By Sergio Cahueque
Day one of the Climate negotiations.
As the eyes of the world and the media were paying close attention to what the Heads of State had to say in their interventions at the United Nations Framework Convention on Climate Change (UNFCCC), small break up groups (spin-off groups) were working on the draft text for the new climate agreement, also know as ADP, in close door negotiations. They were discussing issues such as mitigation, adaptation and loss and damage, finance, transparency of action and support, technology transfer and capacity building, and implementation and compliance. All of them are contentious issues that developed countries want to leave out of the text and that are the basis for an equitable, just and ambitious agreement.
Close door negotiations means that civil society is not allowed to come inside the room and hear to what governments have to say.

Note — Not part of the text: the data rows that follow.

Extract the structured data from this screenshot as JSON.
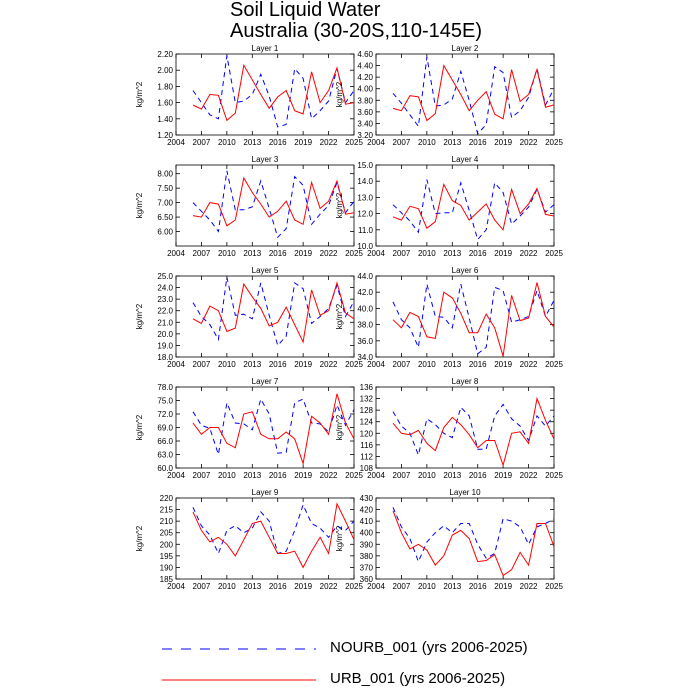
{
  "figure": {
    "title_line1": "Soil Liquid Water",
    "title_line2": "Australia (30-20S,110-145E)"
  },
  "legend": {
    "entries": [
      {
        "label": "NOURB_001 (yrs 2006-2025)",
        "color": "#0000ff",
        "style": "dashed"
      },
      {
        "label": "URB_001 (yrs 2006-2025)",
        "color": "#ff0000",
        "style": "solid"
      }
    ]
  },
  "chart_data": [
    {
      "type": "line",
      "title": "Layer 1",
      "ylabel": "kg/m^2",
      "xlim": [
        2004,
        2025
      ],
      "xticks": [
        2004,
        2007,
        2010,
        2013,
        2016,
        2019,
        2022,
        2025
      ],
      "ylim": [
        1.2,
        2.2
      ],
      "yticks": [
        "1.20",
        "1.40",
        "1.60",
        "1.80",
        "2.00",
        "2.20"
      ],
      "x": [
        2006,
        2007,
        2008,
        2009,
        2010,
        2011,
        2012,
        2013,
        2014,
        2015,
        2016,
        2017,
        2018,
        2019,
        2020,
        2021,
        2022,
        2023,
        2024,
        2025
      ],
      "series": [
        {
          "name": "NOURB_001",
          "values": [
            1.75,
            1.6,
            1.45,
            1.4,
            2.18,
            1.6,
            1.62,
            1.7,
            1.95,
            1.68,
            1.3,
            1.33,
            2.02,
            1.9,
            1.4,
            1.5,
            1.62,
            2.02,
            1.6,
            1.75
          ]
        },
        {
          "name": "URB_001",
          "values": [
            1.57,
            1.52,
            1.7,
            1.69,
            1.38,
            1.47,
            2.06,
            1.88,
            1.7,
            1.53,
            1.67,
            1.75,
            1.5,
            1.46,
            1.98,
            1.6,
            1.75,
            2.03,
            1.58,
            1.6
          ]
        }
      ]
    },
    {
      "type": "line",
      "title": "Layer 2",
      "ylabel": "kg/m^2",
      "xlim": [
        2004,
        2025
      ],
      "xticks": [
        2004,
        2007,
        2010,
        2013,
        2016,
        2019,
        2022,
        2025
      ],
      "ylim": [
        3.2,
        4.6
      ],
      "yticks": [
        "3.20",
        "3.40",
        "3.60",
        "3.80",
        "4.00",
        "4.20",
        "4.40",
        "4.60"
      ],
      "x": [
        2006,
        2007,
        2008,
        2009,
        2010,
        2011,
        2012,
        2013,
        2014,
        2015,
        2016,
        2017,
        2018,
        2019,
        2020,
        2021,
        2022,
        2023,
        2024,
        2025
      ],
      "series": [
        {
          "name": "NOURB_001",
          "values": [
            3.92,
            3.75,
            3.55,
            3.35,
            4.55,
            3.7,
            3.72,
            3.82,
            4.3,
            3.8,
            3.22,
            3.38,
            4.38,
            4.28,
            3.5,
            3.62,
            3.85,
            4.35,
            3.72,
            4.0
          ]
        },
        {
          "name": "URB_001",
          "values": [
            3.66,
            3.62,
            3.88,
            3.86,
            3.45,
            3.57,
            4.4,
            4.15,
            3.9,
            3.62,
            3.8,
            3.95,
            3.56,
            3.48,
            4.33,
            3.78,
            3.9,
            4.33,
            3.68,
            3.72
          ]
        }
      ]
    },
    {
      "type": "line",
      "title": "Layer 3",
      "ylabel": "kg/m^2",
      "xlim": [
        2004,
        2025
      ],
      "xticks": [
        2004,
        2007,
        2010,
        2013,
        2016,
        2019,
        2022,
        2025
      ],
      "ylim": [
        5.5,
        8.3
      ],
      "yticks": [
        "6.00",
        "6.50",
        "7.00",
        "7.50",
        "8.00"
      ],
      "x": [
        2006,
        2007,
        2008,
        2009,
        2010,
        2011,
        2012,
        2013,
        2014,
        2015,
        2016,
        2017,
        2018,
        2019,
        2020,
        2021,
        2022,
        2023,
        2024,
        2025
      ],
      "series": [
        {
          "name": "NOURB_001",
          "values": [
            7.0,
            6.7,
            6.4,
            6.0,
            8.1,
            6.75,
            6.75,
            6.85,
            7.75,
            6.8,
            5.8,
            6.1,
            7.9,
            7.6,
            6.25,
            6.6,
            6.9,
            7.7,
            6.65,
            7.05
          ]
        },
        {
          "name": "URB_001",
          "values": [
            6.55,
            6.5,
            7.0,
            6.95,
            6.2,
            6.4,
            7.85,
            7.35,
            6.95,
            6.5,
            6.7,
            7.05,
            6.4,
            6.25,
            7.7,
            6.8,
            7.05,
            7.75,
            6.6,
            6.65
          ]
        }
      ]
    },
    {
      "type": "line",
      "title": "Layer 4",
      "ylabel": "kg/m^2",
      "xlim": [
        2004,
        2025
      ],
      "xticks": [
        2004,
        2007,
        2010,
        2013,
        2016,
        2019,
        2022,
        2025
      ],
      "ylim": [
        10.0,
        15.0
      ],
      "yticks": [
        "10.0",
        "11.0",
        "12.0",
        "13.0",
        "14.0",
        "15.0"
      ],
      "x": [
        2006,
        2007,
        2008,
        2009,
        2010,
        2011,
        2012,
        2013,
        2014,
        2015,
        2016,
        2017,
        2018,
        2019,
        2020,
        2021,
        2022,
        2023,
        2024,
        2025
      ],
      "series": [
        {
          "name": "NOURB_001",
          "values": [
            12.55,
            12.05,
            11.55,
            10.85,
            14.1,
            12.0,
            12.05,
            12.05,
            13.9,
            12.2,
            10.4,
            11.0,
            13.9,
            13.3,
            11.35,
            11.85,
            12.4,
            13.5,
            12.1,
            12.55
          ]
        },
        {
          "name": "URB_001",
          "values": [
            11.8,
            11.6,
            12.45,
            12.3,
            11.1,
            11.5,
            13.8,
            12.8,
            12.5,
            11.6,
            12.1,
            12.6,
            11.6,
            11.0,
            13.5,
            12.0,
            12.6,
            13.55,
            11.95,
            11.85
          ]
        }
      ]
    },
    {
      "type": "line",
      "title": "Layer 5",
      "ylabel": "kg/m^2",
      "xlim": [
        2004,
        2025
      ],
      "xticks": [
        2004,
        2007,
        2010,
        2013,
        2016,
        2019,
        2022,
        2025
      ],
      "ylim": [
        18.0,
        25.0
      ],
      "yticks": [
        "18.0",
        "19.0",
        "20.0",
        "21.0",
        "22.0",
        "23.0",
        "24.0",
        "25.0"
      ],
      "x": [
        2006,
        2007,
        2008,
        2009,
        2010,
        2011,
        2012,
        2013,
        2014,
        2015,
        2016,
        2017,
        2018,
        2019,
        2020,
        2021,
        2022,
        2023,
        2024,
        2025
      ],
      "series": [
        {
          "name": "NOURB_001",
          "values": [
            22.7,
            21.5,
            20.8,
            19.5,
            24.9,
            21.6,
            21.7,
            21.3,
            24.4,
            21.6,
            19.0,
            19.8,
            24.4,
            23.9,
            20.9,
            21.5,
            22.2,
            24.2,
            21.5,
            22.8
          ]
        },
        {
          "name": "URB_001",
          "values": [
            21.3,
            20.9,
            22.4,
            22.0,
            20.2,
            20.5,
            24.3,
            23.2,
            22.2,
            20.7,
            21.0,
            22.3,
            20.8,
            19.3,
            23.8,
            21.6,
            22.0,
            24.4,
            21.8,
            21.3
          ]
        }
      ]
    },
    {
      "type": "line",
      "title": "Layer 6",
      "ylabel": "kg/m^2",
      "xlim": [
        2004,
        2025
      ],
      "xticks": [
        2004,
        2007,
        2010,
        2013,
        2016,
        2019,
        2022,
        2025
      ],
      "ylim": [
        34.0,
        44.0
      ],
      "yticks": [
        "34.0",
        "36.0",
        "38.0",
        "40.0",
        "42.0",
        "44.0"
      ],
      "x": [
        2006,
        2007,
        2008,
        2009,
        2010,
        2011,
        2012,
        2013,
        2014,
        2015,
        2016,
        2017,
        2018,
        2019,
        2020,
        2021,
        2022,
        2023,
        2024,
        2025
      ],
      "series": [
        {
          "name": "NOURB_001",
          "values": [
            40.8,
            38.6,
            37.6,
            35.2,
            43.0,
            39.0,
            38.9,
            37.6,
            43.0,
            38.8,
            34.4,
            35.2,
            42.6,
            42.2,
            38.3,
            38.6,
            39.0,
            42.2,
            39.0,
            41.0
          ]
        },
        {
          "name": "URB_001",
          "values": [
            38.6,
            37.6,
            39.5,
            39.0,
            36.5,
            36.3,
            42.0,
            41.3,
            39.4,
            37.0,
            37.0,
            39.3,
            37.6,
            34.1,
            41.6,
            38.5,
            38.8,
            43.2,
            39.0,
            37.7
          ]
        }
      ]
    },
    {
      "type": "line",
      "title": "Layer 7",
      "ylabel": "kg/m^2",
      "xlim": [
        2004,
        2025
      ],
      "xticks": [
        2004,
        2007,
        2010,
        2013,
        2016,
        2019,
        2022,
        2025
      ],
      "ylim": [
        60.0,
        78.0
      ],
      "yticks": [
        "60.0",
        "63.0",
        "66.0",
        "69.0",
        "72.0",
        "75.0",
        "78.0"
      ],
      "x": [
        2006,
        2007,
        2008,
        2009,
        2010,
        2011,
        2012,
        2013,
        2014,
        2015,
        2016,
        2017,
        2018,
        2019,
        2020,
        2021,
        2022,
        2023,
        2024,
        2025
      ],
      "series": [
        {
          "name": "NOURB_001",
          "values": [
            72.5,
            69.5,
            68.8,
            63.0,
            74.5,
            70.0,
            69.8,
            68.5,
            75.3,
            72.0,
            63.3,
            63.5,
            74.5,
            75.3,
            70.0,
            69.8,
            68.0,
            74.0,
            69.5,
            73.0
          ]
        },
        {
          "name": "URB_001",
          "values": [
            70.0,
            67.5,
            69.0,
            69.0,
            65.5,
            64.5,
            72.0,
            72.5,
            67.5,
            66.5,
            66.5,
            68.0,
            66.5,
            61.0,
            71.5,
            70.0,
            67.5,
            76.5,
            70.0,
            66.5
          ]
        }
      ]
    },
    {
      "type": "line",
      "title": "Layer 8",
      "ylabel": "kg/m^2",
      "xlim": [
        2004,
        2025
      ],
      "xticks": [
        2004,
        2007,
        2010,
        2013,
        2016,
        2019,
        2022,
        2025
      ],
      "ylim": [
        108,
        136
      ],
      "yticks": [
        "108",
        "112",
        "116",
        "120",
        "124",
        "128",
        "132",
        "136"
      ],
      "x": [
        2006,
        2007,
        2008,
        2009,
        2010,
        2011,
        2012,
        2013,
        2014,
        2015,
        2016,
        2017,
        2018,
        2019,
        2020,
        2021,
        2022,
        2023,
        2024,
        2025
      ],
      "series": [
        {
          "name": "NOURB_001",
          "values": [
            127.5,
            122.5,
            120.0,
            112.5,
            125.0,
            123.0,
            120.0,
            118.5,
            129.0,
            126.0,
            114.5,
            114.5,
            126.0,
            130.0,
            125.0,
            122.5,
            117.5,
            126.0,
            122.5,
            126.0
          ]
        },
        {
          "name": "URB_001",
          "values": [
            123.5,
            120.0,
            119.5,
            121.0,
            116.5,
            114.0,
            122.0,
            125.5,
            123.0,
            119.5,
            115.0,
            117.5,
            117.5,
            109.0,
            120.0,
            120.5,
            116.5,
            132.0,
            124.5,
            118.0
          ]
        }
      ]
    },
    {
      "type": "line",
      "title": "Layer 9",
      "ylabel": "kg/m^2",
      "xlim": [
        2004,
        2025
      ],
      "xticks": [
        2004,
        2007,
        2010,
        2013,
        2016,
        2019,
        2022,
        2025
      ],
      "ylim": [
        185,
        220
      ],
      "yticks": [
        "185",
        "190",
        "195",
        "200",
        "205",
        "210",
        "215",
        "220"
      ],
      "x": [
        2006,
        2007,
        2008,
        2009,
        2010,
        2011,
        2012,
        2013,
        2014,
        2015,
        2016,
        2017,
        2018,
        2019,
        2020,
        2021,
        2022,
        2023,
        2024,
        2025
      ],
      "series": [
        {
          "name": "NOURB_001",
          "values": [
            216.0,
            208.0,
            204.0,
            196.0,
            206.0,
            208.0,
            205.0,
            207.0,
            214.0,
            210.0,
            196.0,
            197.0,
            206.0,
            217.0,
            209.0,
            207.0,
            203.0,
            208.0,
            206.0,
            210.0
          ]
        },
        {
          "name": "URB_001",
          "values": [
            214.0,
            206.0,
            201.0,
            203.0,
            200.0,
            195.0,
            202.0,
            209.0,
            210.0,
            203.0,
            196.0,
            196.0,
            197.0,
            190.0,
            197.0,
            203.0,
            196.0,
            217.5,
            210.0,
            202.0
          ]
        }
      ]
    },
    {
      "type": "line",
      "title": "Layer 10",
      "ylabel": "kg/m^2",
      "xlim": [
        2004,
        2025
      ],
      "xticks": [
        2004,
        2007,
        2010,
        2013,
        2016,
        2019,
        2022,
        2025
      ],
      "ylim": [
        360,
        430
      ],
      "yticks": [
        "360",
        "370",
        "380",
        "390",
        "400",
        "410",
        "420",
        "430"
      ],
      "x": [
        2006,
        2007,
        2008,
        2009,
        2010,
        2011,
        2012,
        2013,
        2014,
        2015,
        2016,
        2017,
        2018,
        2019,
        2020,
        2021,
        2022,
        2023,
        2024,
        2025
      ],
      "series": [
        {
          "name": "NOURB_001",
          "values": [
            422.0,
            405.0,
            395.0,
            375.0,
            392.0,
            400.0,
            406.0,
            400.0,
            408.0,
            408.0,
            390.0,
            378.0,
            382.0,
            412.0,
            410.0,
            405.0,
            390.0,
            405.0,
            408.0,
            412.0
          ]
        },
        {
          "name": "URB_001",
          "values": [
            419.0,
            400.0,
            386.0,
            390.0,
            385.0,
            372.0,
            380.0,
            398.0,
            402.0,
            395.0,
            375.0,
            376.0,
            381.0,
            363.0,
            368.0,
            383.0,
            372.0,
            408.0,
            408.0,
            388.0
          ]
        }
      ]
    }
  ]
}
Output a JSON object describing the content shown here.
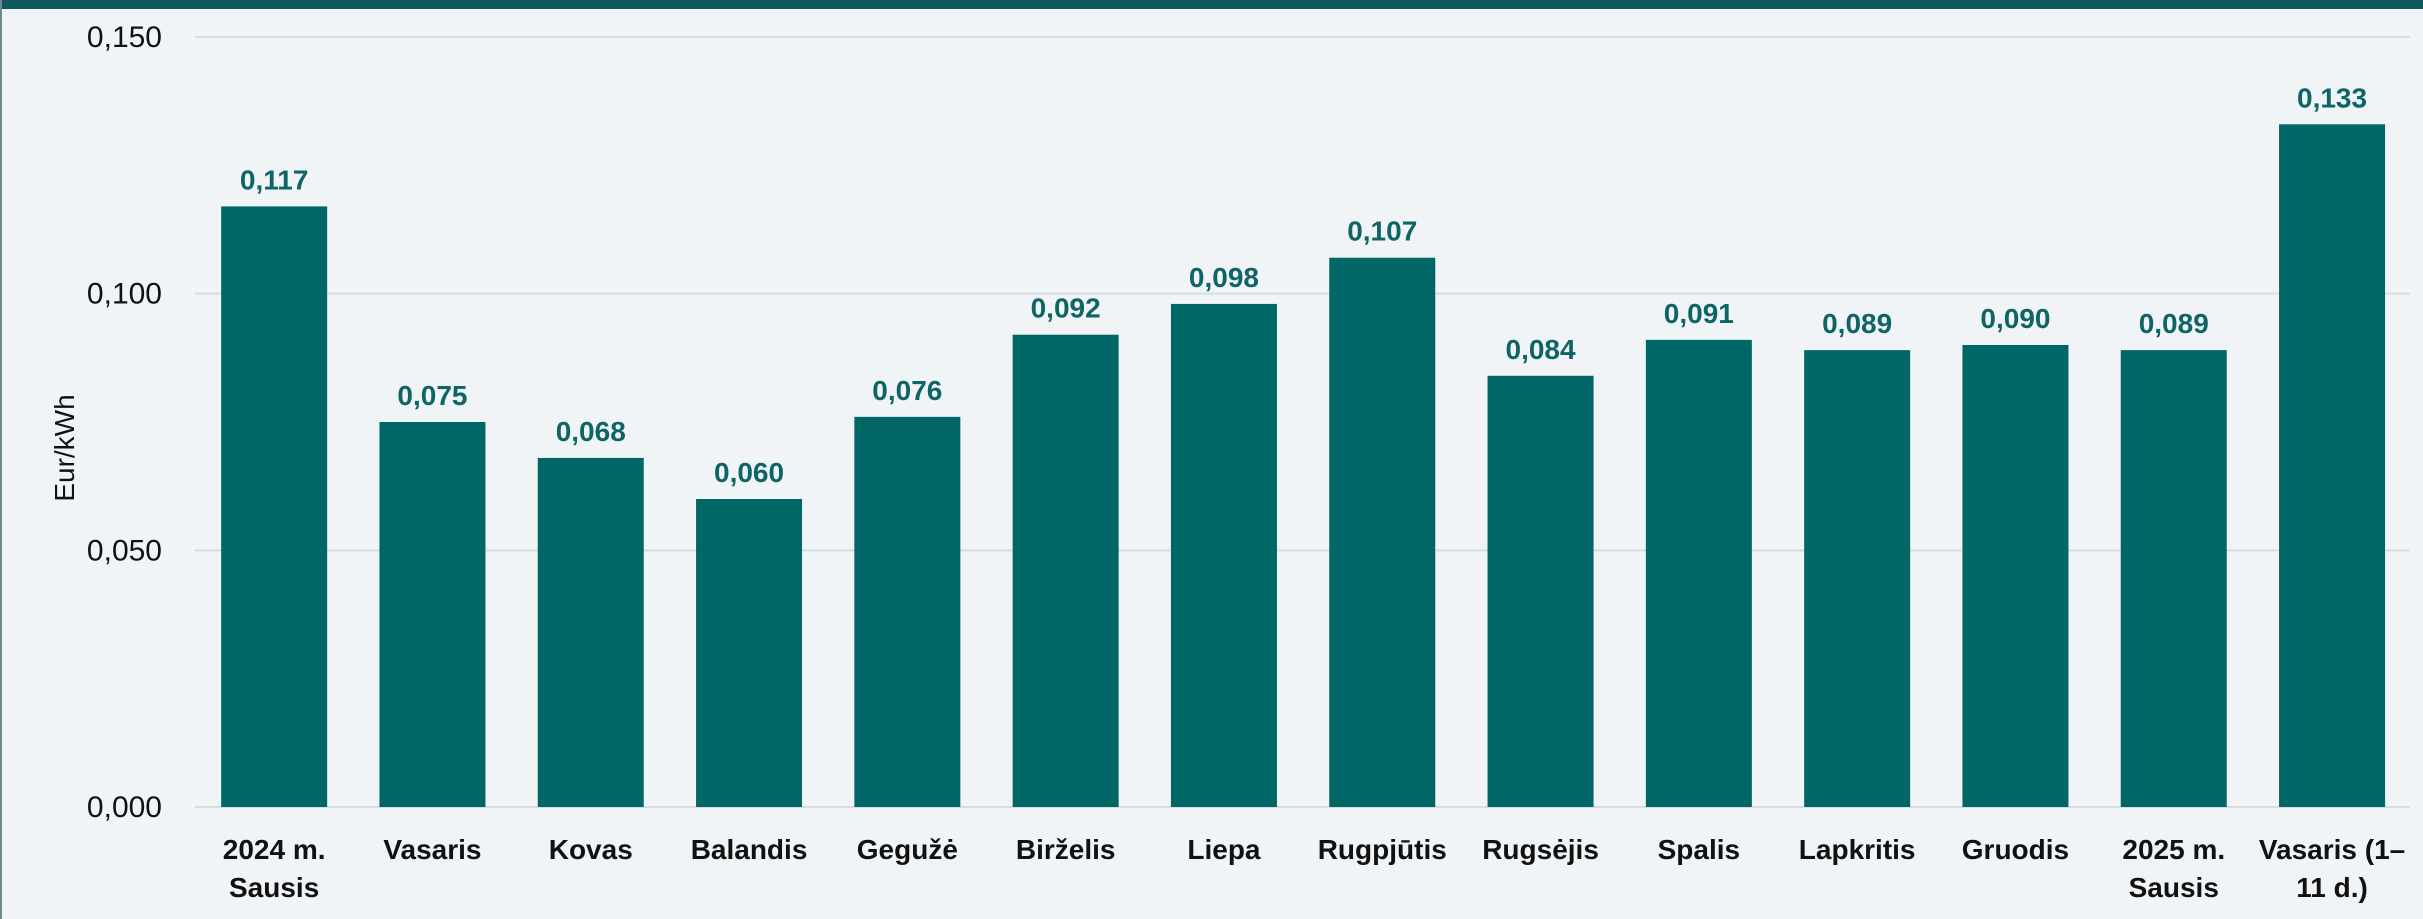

Of course mainstream media hasn’t mentioned this at all: they are all too busy praising our Heads of State for their leadership on tackling Climate Change, especially the French president, Francois Hollande, an his intervention demanding for a Climate Justice approach. But as Hollande was advocating for a radical position to tackle Climate Change, the French presidency of the UNFCCC left the Civil Society without the ability to see and listen to what governments are actually doing, or not doing, about it. Pretty incoherent, eh?
We, as a youth collective, demand that Civil Society is allowed in the negotiations and these are the main reasons for our demand:
Climate justice is ultimately about people and civil society. If the french presidency at the UNFCCC wants to be coherent with what Hollande said on his intervention, civil society needs to be let in the negotiating rooms.
The president of the COP21, Laurent Fabius, can’t claim this to be a surprise-free conference, with transparency and inclusiveness, to then keep civil society out of the negotiations.
Thanks for sharing this Sergio. We really have to push for transparency, the participation and inclusion of the civil society on the negotiating table. We need a strong ADP text with no loopholes to handicap the fight for climate justice and address the poverty and social injustice as a whole in their real roots. Any treaty that doesn’t deliver on capacity building, tech transfer, and adequate finance for adaptation, mitigation, and loss and damage to the least developed countries -that have already been severely affected by climate changes disasters -will only lead to the destruction of lives and livelihoods of the most vulnerable people and the planet earth ultimately.